Below mentioned are some regex queries that can be run in GitHub for different use cases/purpose:

a. Secrets in GitHub:
"api[-]?key"\s[:=]\s["']?[0-9a-zA-Z-]{16,45} # API Keys
"password"\s[:=]\s["'][^"']+ # Hardcoded password
"secret"\s[:=]\s["'][^"']+ # Hardcoded secret
"token"\s[:=]\s["'][A-Za-z0-9-_]{20,} # Token
AKIA[0-9A-Z]{16} # AWS key leaks

b. Subdomain Identification/Enumeration in Repositories:
([a-zA-Z0-9_-]+.(target.com))

Regex is a pentester’s Swiss Army knife. Regex is more than just a text-matching trick, it’s a core skill for penetration testers. For anyone involved in cybersecurity, from a novice pentester to a red teamer, a solid understanding of regular expressions is non-negotiable.
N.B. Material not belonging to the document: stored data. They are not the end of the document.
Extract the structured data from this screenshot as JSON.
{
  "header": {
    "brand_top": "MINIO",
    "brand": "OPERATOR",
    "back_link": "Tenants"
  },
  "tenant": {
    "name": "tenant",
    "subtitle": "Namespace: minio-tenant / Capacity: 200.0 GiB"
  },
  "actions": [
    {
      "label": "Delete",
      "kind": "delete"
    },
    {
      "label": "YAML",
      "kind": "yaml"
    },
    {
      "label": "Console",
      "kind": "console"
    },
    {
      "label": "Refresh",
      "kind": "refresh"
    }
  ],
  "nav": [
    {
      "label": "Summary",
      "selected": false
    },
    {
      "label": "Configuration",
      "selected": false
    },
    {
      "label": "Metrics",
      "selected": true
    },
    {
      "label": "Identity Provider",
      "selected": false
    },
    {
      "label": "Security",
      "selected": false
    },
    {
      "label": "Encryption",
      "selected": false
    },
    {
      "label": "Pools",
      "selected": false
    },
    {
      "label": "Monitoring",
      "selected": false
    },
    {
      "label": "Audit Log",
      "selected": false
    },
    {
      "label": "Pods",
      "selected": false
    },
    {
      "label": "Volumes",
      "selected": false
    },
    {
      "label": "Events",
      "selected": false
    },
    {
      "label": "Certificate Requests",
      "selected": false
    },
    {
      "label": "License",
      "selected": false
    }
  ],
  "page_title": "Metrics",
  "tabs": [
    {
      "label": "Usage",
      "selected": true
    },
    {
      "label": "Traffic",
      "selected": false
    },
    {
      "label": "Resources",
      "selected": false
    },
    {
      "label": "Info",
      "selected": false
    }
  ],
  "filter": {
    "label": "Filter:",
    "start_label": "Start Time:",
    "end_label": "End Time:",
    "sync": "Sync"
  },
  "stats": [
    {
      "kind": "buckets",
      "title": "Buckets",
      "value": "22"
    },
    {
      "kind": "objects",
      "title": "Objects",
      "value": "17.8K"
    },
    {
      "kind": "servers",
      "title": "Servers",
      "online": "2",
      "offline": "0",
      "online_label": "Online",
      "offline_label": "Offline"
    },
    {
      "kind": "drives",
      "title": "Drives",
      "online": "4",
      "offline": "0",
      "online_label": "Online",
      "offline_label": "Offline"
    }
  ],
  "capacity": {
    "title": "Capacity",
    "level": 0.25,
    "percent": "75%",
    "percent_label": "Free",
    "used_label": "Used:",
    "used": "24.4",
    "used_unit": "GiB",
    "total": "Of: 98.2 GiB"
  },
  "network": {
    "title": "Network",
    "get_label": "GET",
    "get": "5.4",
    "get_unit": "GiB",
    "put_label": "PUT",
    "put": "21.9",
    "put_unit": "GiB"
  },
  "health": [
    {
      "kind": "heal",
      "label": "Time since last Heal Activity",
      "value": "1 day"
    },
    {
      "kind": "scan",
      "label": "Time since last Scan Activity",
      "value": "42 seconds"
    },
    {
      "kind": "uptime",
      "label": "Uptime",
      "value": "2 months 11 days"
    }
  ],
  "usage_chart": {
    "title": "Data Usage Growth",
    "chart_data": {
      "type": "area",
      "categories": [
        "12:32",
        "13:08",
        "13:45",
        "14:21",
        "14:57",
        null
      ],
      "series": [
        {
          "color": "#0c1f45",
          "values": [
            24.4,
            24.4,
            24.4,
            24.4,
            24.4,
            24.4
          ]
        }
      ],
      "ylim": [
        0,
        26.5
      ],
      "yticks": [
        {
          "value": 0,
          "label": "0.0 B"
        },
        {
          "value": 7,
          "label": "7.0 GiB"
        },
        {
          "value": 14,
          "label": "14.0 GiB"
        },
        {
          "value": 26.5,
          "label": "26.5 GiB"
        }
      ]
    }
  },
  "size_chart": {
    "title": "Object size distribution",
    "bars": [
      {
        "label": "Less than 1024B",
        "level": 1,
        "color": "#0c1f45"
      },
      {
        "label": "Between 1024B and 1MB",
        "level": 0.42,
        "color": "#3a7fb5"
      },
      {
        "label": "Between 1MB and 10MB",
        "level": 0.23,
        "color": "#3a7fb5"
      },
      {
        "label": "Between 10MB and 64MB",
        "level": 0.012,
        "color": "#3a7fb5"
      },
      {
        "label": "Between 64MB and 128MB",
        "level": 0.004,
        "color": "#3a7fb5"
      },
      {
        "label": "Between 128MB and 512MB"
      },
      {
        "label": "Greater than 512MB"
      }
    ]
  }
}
It’s the skill that allows you to automate, parse the unparsable, and quickly find the needle in the digital haystack.

By maintaining a personalized regex cheat sheet, pentesters can significantly improve efficiency, cut down false negatives, and spot issues that automated tools may miss.